Desde que he empezado a transitar en la residencia médica vi como muchos profesionales han relativizado el valor de la vida y la dignidad humana reduciéndolo a una visión meramente eficientista entre un ser que puede o no contribuir a la sociedad.
Son muchos los niños que nacen con defectos congénitos y/o se encuentran con secuelas neurológicas irreversibles tras algún lamentable evento. Nuestra sociedad, lejos de ser inclusiva, busca apartarlos y despreciarlos hasta incluso desear la muerte de ellos o negando lugares en terapia intensiva por no contar con los “criterios necesarios” para seguir viviendo.
Los dilemas morales y éticos que surgen, si por milagro inquietasen el corazón, son aplastados por la nula reflexión de quienes se supone llevan el juramento hipocrático en sus corazones.
San Juan Pablo II, en su encíclica EVANGELIUM VITAE (1995), denuncia: “La vida que exigiría más acogida, amor y cuidado es tenida por inútil, o considerada como un peso insoportable y, por tanto, despreciada de muchos modos.
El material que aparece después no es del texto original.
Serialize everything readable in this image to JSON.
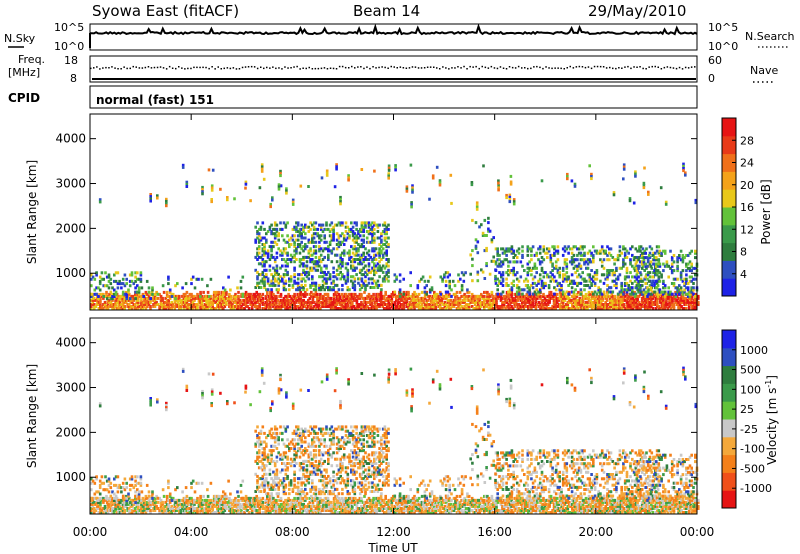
{
  "header": {
    "site": "Syowa East (fitACF)",
    "beam": "Beam 14",
    "date": "29/May/2010"
  },
  "strip_panels": {
    "noise": {
      "left_label": "N.Sky",
      "right_label": "N.Search",
      "left_ticks": [
        "10^5",
        "10^0"
      ],
      "right_ticks": [
        "10^5",
        "10^0"
      ]
    },
    "freq": {
      "left_label_line1": "Freq.",
      "left_label_line2": "[MHz]",
      "right_label": "Nave",
      "left_ticks": [
        "18",
        "8"
      ],
      "right_ticks": [
        "60",
        "0"
      ]
    },
    "cpid": {
      "label": "CPID",
      "text": "normal (fast) 151"
    }
  },
  "colors": {
    "power": [
      "#1e22e6",
      "#2e4fc0",
      "#2e7d3e",
      "#3a9a4a",
      "#62c23a",
      "#e8c81a",
      "#f4a21a",
      "#f0701a",
      "#e83a18",
      "#e61414"
    ],
    "velocity": [
      "#e61414",
      "#f0501a",
      "#f4801a",
      "#f4a83a",
      "#c8c8c8",
      "#62c23a",
      "#3a9a4a",
      "#2e7d3e",
      "#2e4fc0",
      "#1e22e6"
    ]
  },
  "chart_data": [
    {
      "type": "heatmap",
      "name": "power",
      "xlabel": "",
      "ylabel": "Slant Range [km]",
      "x_ticks": [
        "00:00",
        "04:00",
        "08:00",
        "12:00",
        "16:00",
        "20:00",
        "00:00"
      ],
      "x_range_hours": [
        0,
        24
      ],
      "y_ticks": [
        1000,
        2000,
        3000,
        4000
      ],
      "ylim": [
        180,
        4550
      ],
      "colorbar_label": "Power [dB]",
      "colorbar_ticks": [
        "4",
        "8",
        "12",
        "16",
        "20",
        "24",
        "28"
      ],
      "colorbar_range": [
        0,
        32
      ]
    },
    {
      "type": "heatmap",
      "name": "velocity",
      "xlabel": "Time UT",
      "ylabel": "Slant Range [km]",
      "x_ticks": [
        "00:00",
        "04:00",
        "08:00",
        "12:00",
        "16:00",
        "20:00",
        "00:00"
      ],
      "x_range_hours": [
        0,
        24
      ],
      "y_ticks": [
        1000,
        2000,
        3000,
        4000
      ],
      "ylim": [
        180,
        4550
      ],
      "colorbar_label": "Velocity [m s",
      "colorbar_label_sup": "-1",
      "colorbar_label_end": "]",
      "colorbar_ticks": [
        "1000",
        "500",
        "100",
        "25",
        "-25",
        "-100",
        "-500",
        "-1000"
      ]
    }
  ]
}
Quien, con su enfermedad, con su minusvalidez o, más simplemente, con su misma presencia pone en discusión el bienestar y el estilo de vida de los más aventajados, tiende a ser visto como un enemigo del que hay que defenderse o a quien eliminar. Se desencadena así una especie de « conjura contra la vida », que afecta no sólo a las personas concretas en sus relaciones individuales, familiares o de grupo, sino que va más allá llegando a perjudicar y alterar, a nivel mundial, las relaciones entre los pueblos y los Estados.“
¿Quiénes somos nosotros para decidir quién debe o no vivir? ¿Quiénes somos nosotros para despreciar el amor de unos padres hacia un hijo por el cual han luchado tanto? ¿Quiénes nos creemos nosotros para subir a un pedestal de privilegios y declarar o no que un niño debe morir?.
Ninguna vida puede considerarse “absurda” pues ni somos dignos de erigirnos como jueces ni tenemos el poder para quitar el derecho fundamental y originario a la vida, derecho propio de todo ser humano.